By adding this component to ANY object, the object will unregister itself once it is off screen. This is only a very simply example, but complex objects can be created by the combination of several simple components. More complex examples of components are T2DPhysicsComponent, T2DCollisionComponent, T2DLinkPointComponent, and T2DForceComponent. We'll discuss each of these and several others below when discussing T2D.

Often times two components of an object need to communicate with each other. They can do this by sharing TorqueInterfaces with each other. For example, the T2DForceComopnent exposes forces which the T2DPhysicsComponent is affected by. The way the force component is able to influence the functioning of the physics component is by exposing a force interface which the physics component picks up.

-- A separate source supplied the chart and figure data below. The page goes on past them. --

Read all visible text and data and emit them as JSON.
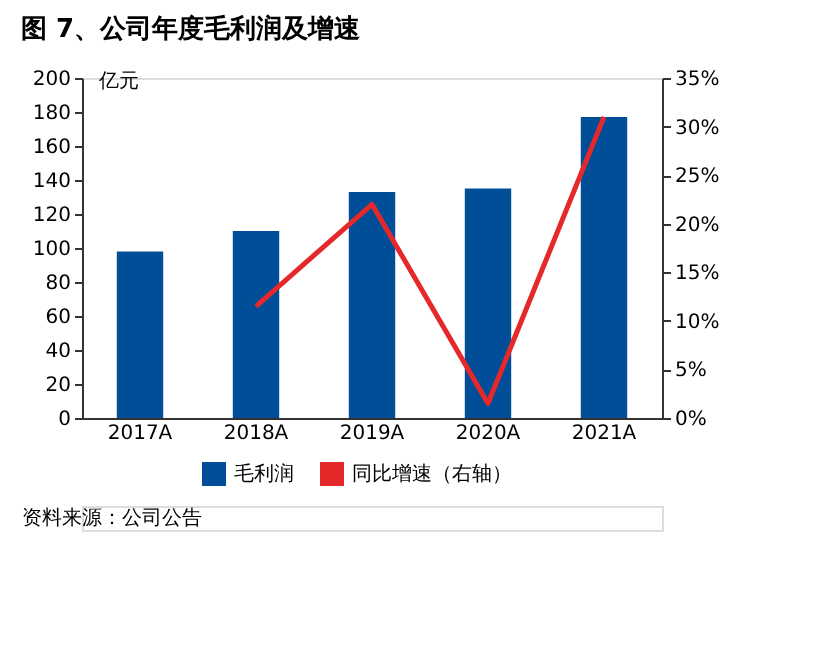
{
  "chart_data": {
    "type": "bar",
    "title": "图 7、公司年度毛利润及增速",
    "ylabel": "亿元",
    "categories": [
      "2017A",
      "2018A",
      "2019A",
      "2020A",
      "2021A"
    ],
    "series": [
      {
        "name": "毛利润",
        "color": "#004e97",
        "values": [
          98,
          110,
          133,
          135,
          177
        ]
      },
      {
        "name": "同比增速（右轴）",
        "type": "line",
        "axis": "y2",
        "color": "#e5282a",
        "values": [
          null,
          11.5,
          22,
          1.5,
          31
        ]
      }
    ],
    "ylim": [
      0,
      200
    ],
    "yticks": [
      0,
      20,
      40,
      60,
      80,
      100,
      120,
      140,
      160,
      180,
      200
    ],
    "y2lim": [
      0,
      35
    ],
    "y2ticks": [
      {
        "value": 0,
        "label": "0%"
      },
      {
        "value": 5,
        "label": "5%"
      },
      {
        "value": 10,
        "label": "10%"
      },
      {
        "value": 15,
        "label": "15%"
      },
      {
        "value": 20,
        "label": "20%"
      },
      {
        "value": 25,
        "label": "25%"
      },
      {
        "value": 30,
        "label": "30%"
      },
      {
        "value": 35,
        "label": "35%"
      }
    ],
    "grid": false,
    "legend": "bottom",
    "marker": "none",
    "line_style": "solid",
    "annotations": [
      "资料来源：公司公告"
    ]
  }
}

Here is what that looks like:

// T2DForceComponent defines _RegisterInterfaces:
protected internal override void _RegisterInterfaces(TorqueObject owner)
{
	base._RegisterInterfaces(owner);


  	...


	// cache force interface and match empty name only
	Owner.RegisterCachedInterface("force", String.Empty, this, _forceInterface);
}

The last line in the method registers the force interface held in the _forceInterface member variable as an interface of type "force" and with no name (String.Empty).

Inside the _OnRegister method of T2DPhysicsComponent we find these lines:

owner.Components.GetInterfaceList<TorqueInterfaceWrap<IT2DForceGenerator>>("force", String.Empty, _forceGenerators);

This line finds all the interfaces of type "force" and name "" in the containing object (owner) and puts them in the _forceGenerators list. Now the physics component will use the forces exposed by the force component. Not only that, you can write your own component which creates forces and it will work with the physics component so long as you expose a force interface for it to find.

Note

Note that the C# type of these interfaces is TorqueInterfaceWrap<IT2DForceGenerator>, which means that it's a TorqueInterface which wraps the C# interface IT2DForceGenerator. Another common interface type is ValueInterface<float> which simply means that the interface wraps a float variable. E.g., T2DSceneObject exposes "alpha" as a float interface, allowing you to animate that parameter using the T2DAnimationComponent or any other component which looks up "alpha".